Alternate Lives: Dragon Age 2

dragon age 2 - webthumb

The ones we love always hurt us the most, and the roleplaying genre has, over its many years, inflicted its rabid adherents with a few post-traumatic stress disorder-inducing moments. The most infamous occasion was the 1994 release of Ultima VIII: Pagan, the sequel to one of the most beloved RPGs. It completely abandoned the renowned features of its predecessor, and its reception prompted a written apology by series creator Richard Garriott. The simplified Deus Ex: Invisible War was another PTSD moment, as was Bethesda's transformation of the Fallout franchise (for isometric perspective turn-based combat fans, at least).

Ultimately, whether or not you're traumatized by changes to a beloved franchise depends upon how much you personally cared about those specific features that were most mutated. I actually love Fallout 3 as much as its predecessors, and wasn't remotely turned off by Bethesda's radical design changes, but other fans felt betrayed. Similarly, many RPG fans are enjoying Dragon Age 2, but for me, its release is very much a Pagan moment.

This is probably my most subjective point, but I really despise the graphical changes in DA2. I love the realistic, gritty artistic style of Dragon Age: Origins. It's grounded, and doesn't look like a cartoonish Final Fantasy game or an anime movie. It's Tolkien, as opposed to World of Warcraft. Dragon Age 2 is the opposite: it's characters are blindingly colorful, with absurdly disproportionate features, twirling fancifully-oversized and apparently weightless weapons that detonate their cartoonish enemies into fountains of gore. I find it embarrassing to play a game that looks so child-ish. The last thing Dragon Age needs is to look and feel more like God of War. Dragon Age 2's environments are attractive, but even that's offset by the fact that they're also recycled more frequently than in any previous RPG I can name (maybe in any game since Halo), and they're just as non-interactive and even more relentlessly linear than in Origins.

What annoys me most, though, are the changes to Dragon Age's combat. The tactical, isometric perspective has been pointlessly removed, characters hop around the battlefield like spastic Spider-Men, and combat is so frenetically paced that it's needlessly difficult to manage an entire party of characters. To compensate for the design (which seems primarily intended to allow gamers who don't like messing with details to control a single character) the game has been made incredibly unchallenging. Friendly fire has essentially been removed, since it's now relegated to an impractical option only available on the highest difficulty level—and it doesn't even work there, since the game clearly wasn't designed to accommodate it.
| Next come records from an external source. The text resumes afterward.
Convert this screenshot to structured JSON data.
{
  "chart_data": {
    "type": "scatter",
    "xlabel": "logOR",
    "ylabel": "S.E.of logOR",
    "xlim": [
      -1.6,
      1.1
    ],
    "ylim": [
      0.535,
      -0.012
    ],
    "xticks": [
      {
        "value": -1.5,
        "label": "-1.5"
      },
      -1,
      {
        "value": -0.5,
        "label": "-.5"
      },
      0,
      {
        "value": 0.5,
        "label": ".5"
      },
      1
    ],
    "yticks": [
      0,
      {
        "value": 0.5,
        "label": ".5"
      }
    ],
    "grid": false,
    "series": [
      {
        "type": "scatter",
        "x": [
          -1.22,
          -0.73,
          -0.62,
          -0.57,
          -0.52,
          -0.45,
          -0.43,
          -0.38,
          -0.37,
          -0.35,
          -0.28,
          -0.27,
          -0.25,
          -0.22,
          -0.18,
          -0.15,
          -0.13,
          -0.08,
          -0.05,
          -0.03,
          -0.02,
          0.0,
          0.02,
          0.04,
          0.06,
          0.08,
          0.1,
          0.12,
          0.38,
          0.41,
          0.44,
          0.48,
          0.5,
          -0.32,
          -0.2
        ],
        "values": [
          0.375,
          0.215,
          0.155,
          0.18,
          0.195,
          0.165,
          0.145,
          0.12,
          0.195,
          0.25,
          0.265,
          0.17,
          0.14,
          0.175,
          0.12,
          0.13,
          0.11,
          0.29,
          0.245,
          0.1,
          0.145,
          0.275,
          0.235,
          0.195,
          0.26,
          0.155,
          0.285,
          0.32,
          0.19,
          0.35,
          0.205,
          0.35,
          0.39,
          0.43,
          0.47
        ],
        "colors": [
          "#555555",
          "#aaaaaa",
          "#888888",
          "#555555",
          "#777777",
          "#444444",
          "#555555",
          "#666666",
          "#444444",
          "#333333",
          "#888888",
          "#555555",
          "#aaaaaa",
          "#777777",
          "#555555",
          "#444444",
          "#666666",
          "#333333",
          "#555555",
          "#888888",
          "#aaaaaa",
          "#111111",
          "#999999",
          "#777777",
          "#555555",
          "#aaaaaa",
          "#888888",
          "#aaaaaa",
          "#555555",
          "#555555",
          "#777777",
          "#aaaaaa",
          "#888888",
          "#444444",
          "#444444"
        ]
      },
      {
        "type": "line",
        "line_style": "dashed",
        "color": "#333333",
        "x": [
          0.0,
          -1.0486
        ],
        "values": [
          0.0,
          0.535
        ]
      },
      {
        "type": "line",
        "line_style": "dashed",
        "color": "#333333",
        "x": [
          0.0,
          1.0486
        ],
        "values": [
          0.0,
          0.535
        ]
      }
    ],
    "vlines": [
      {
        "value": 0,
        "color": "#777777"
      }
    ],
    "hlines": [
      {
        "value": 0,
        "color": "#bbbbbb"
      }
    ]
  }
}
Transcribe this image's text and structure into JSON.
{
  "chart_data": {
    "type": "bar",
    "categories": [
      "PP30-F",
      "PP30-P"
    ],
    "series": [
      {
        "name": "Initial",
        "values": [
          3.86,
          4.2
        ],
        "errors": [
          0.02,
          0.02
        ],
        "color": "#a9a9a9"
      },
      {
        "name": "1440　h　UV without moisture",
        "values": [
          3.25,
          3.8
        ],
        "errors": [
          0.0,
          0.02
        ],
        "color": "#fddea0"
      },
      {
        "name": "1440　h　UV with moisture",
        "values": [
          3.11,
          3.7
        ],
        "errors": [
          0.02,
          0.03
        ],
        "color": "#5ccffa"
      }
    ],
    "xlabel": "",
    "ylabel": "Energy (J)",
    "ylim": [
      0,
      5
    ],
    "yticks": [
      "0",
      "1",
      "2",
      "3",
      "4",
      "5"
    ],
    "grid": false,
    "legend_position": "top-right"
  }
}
Also lost is Origins' feeling that each battle is a carefully designed tactical set piece, with enemies sensibly placed to utilize terrain features or otherwise effectively organized. In the sequel, enemies are generally just jumbled together in meaningless masses, and each battle is indistinguishable from the last. Reinforcements haphazardly appear in virtually every fight, often behind your party, rendering tactical placement pointless. The lengthiest combat sequences are just arduous battles of attrition against enemies possessing massive hit point pools, rather than posing more tactical challenges.

At least Dragon Age 2, unlike Pagan, does have some significant strengths, particularly in its storytelling. Additionally, the UI is effectively streamlined, and the new skill trees are an interesting way to shape character development. The look and combat aren't inherently poor, and would've been perfectly worthwhile in a sequel to BioWare's other experimental action RPG, Jade Empire. As part of the Dragon Age saga, however, this is more like a spin-off than a sequel.